A reação de Trump não tardou. Numa mensagem publicada na rede social Truth Social, o presidente mostrou-se visivelmente desagradado com a operação israelita e lamentou que a escalada tenha ocorrido num momento que considerava decisivo para a paz regional.
"O ataque não devia ter acontecido, especialmente num dia tão especial em que estamos tão perto de um acordo de paz com o Irão", escreveu.
Trump aproveitou a mesma mensagem para apelar ao fim imediato das hostilidades, insistindo que Washington e Teerão estão "muito perto" de alcançar um entendimento.
"Não deve haver mais ataques por parte de Israel em qualquer parte do Líbano, mas também não deve haver mais ataques por parte de qualquer outra parte, incluindo o Hezbollah, contra Israel", afirmou.
O presidente norte-americano terminou com um aviso e um apelo à contenção: "Isto pode ser o início de uma paz longa e bela — não vamos estragar tudo."
Aniversário num "momento auspicioso"
A tensão surgiu precisamente no dia em que Benjamin Netanyahu lhe dirigiu uma mensagem pública de felicitações. O primeiro-ministro israelita afirmou que o aniversário de Trump ocorria "num momento auspicioso" e desejou-lhe "força e vigor contínuos na liderança da América rumo a um futuro brilhante de paz através da força".
Netanyahu acrescentou ainda que Israel e os Estados Unidos irão elevar a sua aliança "a patamares ainda mais elevados".
Contudo, poucas horas antes, o exército israelita tinha lançado ataques contra posições do Hezbollah nos subúrbios meridionais de Beirute, conhecidos como Dahiyeh, uma área considerada um dos principais bastiões do movimento apoiado pelo Irão.
Num comunicado conjunto, Netanyahu e o ministro da Defesa, Israel Katz, justificaram a operação como uma resposta a disparos do Hezbollah contra território israelita.
A ofensiva levou as Forças de Defesa de Israel a reforçarem o estado de alerta. Após uma reunião com os principais comandantes militares, o chefe do Estado-Maior israelita, Eyal Zamir, afirmou que o exército acompanha "de perto os desenvolvimentos", mantendo um elevado nível de prontidão em todas as frentes.
"A realidade atual é sensível e complexa", declarou.
Segundo Zamir, "todo o exército israelita encontra-se determinado, alerta, preparado e a atuar com diferentes níveis de intensidade em todos os setores".

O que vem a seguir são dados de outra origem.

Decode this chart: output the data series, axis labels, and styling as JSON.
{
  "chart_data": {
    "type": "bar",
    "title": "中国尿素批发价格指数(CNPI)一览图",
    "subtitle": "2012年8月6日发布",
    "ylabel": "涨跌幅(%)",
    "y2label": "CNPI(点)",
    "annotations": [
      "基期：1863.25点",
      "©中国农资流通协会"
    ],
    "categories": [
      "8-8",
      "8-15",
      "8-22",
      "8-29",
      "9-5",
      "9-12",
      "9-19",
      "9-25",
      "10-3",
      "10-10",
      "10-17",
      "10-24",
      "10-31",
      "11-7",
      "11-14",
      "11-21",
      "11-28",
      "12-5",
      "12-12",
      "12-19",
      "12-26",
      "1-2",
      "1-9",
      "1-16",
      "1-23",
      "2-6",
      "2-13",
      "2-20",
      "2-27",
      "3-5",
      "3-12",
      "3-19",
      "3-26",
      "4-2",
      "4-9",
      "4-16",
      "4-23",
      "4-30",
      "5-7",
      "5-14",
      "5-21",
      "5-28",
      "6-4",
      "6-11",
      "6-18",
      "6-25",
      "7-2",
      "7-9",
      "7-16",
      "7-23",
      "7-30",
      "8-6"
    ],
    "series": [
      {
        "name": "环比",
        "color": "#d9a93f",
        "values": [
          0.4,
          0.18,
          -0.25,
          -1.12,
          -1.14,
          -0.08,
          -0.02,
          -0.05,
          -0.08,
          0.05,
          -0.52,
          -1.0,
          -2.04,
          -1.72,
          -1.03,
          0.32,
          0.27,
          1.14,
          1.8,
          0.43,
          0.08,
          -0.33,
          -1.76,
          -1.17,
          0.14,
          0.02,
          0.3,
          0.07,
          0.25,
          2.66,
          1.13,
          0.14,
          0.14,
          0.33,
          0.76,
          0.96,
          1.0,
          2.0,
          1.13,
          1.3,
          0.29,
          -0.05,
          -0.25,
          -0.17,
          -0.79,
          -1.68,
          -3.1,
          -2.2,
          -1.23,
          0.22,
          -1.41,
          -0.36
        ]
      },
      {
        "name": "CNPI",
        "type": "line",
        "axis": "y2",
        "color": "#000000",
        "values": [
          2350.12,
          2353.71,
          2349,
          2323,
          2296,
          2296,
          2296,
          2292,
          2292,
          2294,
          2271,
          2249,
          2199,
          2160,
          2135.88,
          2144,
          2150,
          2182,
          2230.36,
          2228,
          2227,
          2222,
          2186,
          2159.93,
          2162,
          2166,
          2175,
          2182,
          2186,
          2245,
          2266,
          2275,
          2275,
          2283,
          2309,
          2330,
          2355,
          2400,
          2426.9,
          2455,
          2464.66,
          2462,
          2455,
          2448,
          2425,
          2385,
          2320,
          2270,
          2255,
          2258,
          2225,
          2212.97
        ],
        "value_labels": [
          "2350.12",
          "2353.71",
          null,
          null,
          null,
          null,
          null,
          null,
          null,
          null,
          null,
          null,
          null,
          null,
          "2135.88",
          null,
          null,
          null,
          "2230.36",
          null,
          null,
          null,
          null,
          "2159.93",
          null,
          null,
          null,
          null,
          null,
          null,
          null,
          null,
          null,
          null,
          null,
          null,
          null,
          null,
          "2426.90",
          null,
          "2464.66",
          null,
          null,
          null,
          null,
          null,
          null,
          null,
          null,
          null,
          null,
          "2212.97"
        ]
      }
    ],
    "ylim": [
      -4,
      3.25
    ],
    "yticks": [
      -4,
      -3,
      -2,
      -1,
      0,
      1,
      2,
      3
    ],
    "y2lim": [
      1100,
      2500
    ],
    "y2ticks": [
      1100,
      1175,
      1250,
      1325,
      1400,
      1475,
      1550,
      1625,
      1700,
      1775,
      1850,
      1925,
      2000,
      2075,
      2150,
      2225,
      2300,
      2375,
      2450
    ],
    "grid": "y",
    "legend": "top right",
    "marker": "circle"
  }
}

Embora tenha descrito o Líbano como o principal foco das operações, o responsável militar sublinhou que as forças israelitas estão preparadas para responder a eventuais desenvolvimentos noutros teatros de conflito.
Mais tarde, as IDF divulgaram um novo comunicado alertando para a possibilidade de ataques contra território israelita nas horas seguintes.
"As IDF mantêm-se em elevado estado de alerta e preparadas para uma série de cenários, tanto defensivos como ofensivos", indicou o exército, apelando à população para que permaneça vigilante e siga as orientações das autoridades.
Do lado iraniano, a resposta surgiu rapidamente. Mohammad Jafar Assadi, subcomandante do Quartel-General Central Khatam al-Anbiya, garantiu que os "crimes" cometidos por Israel nos subúrbios do sul de Beirute não ficarão sem resposta.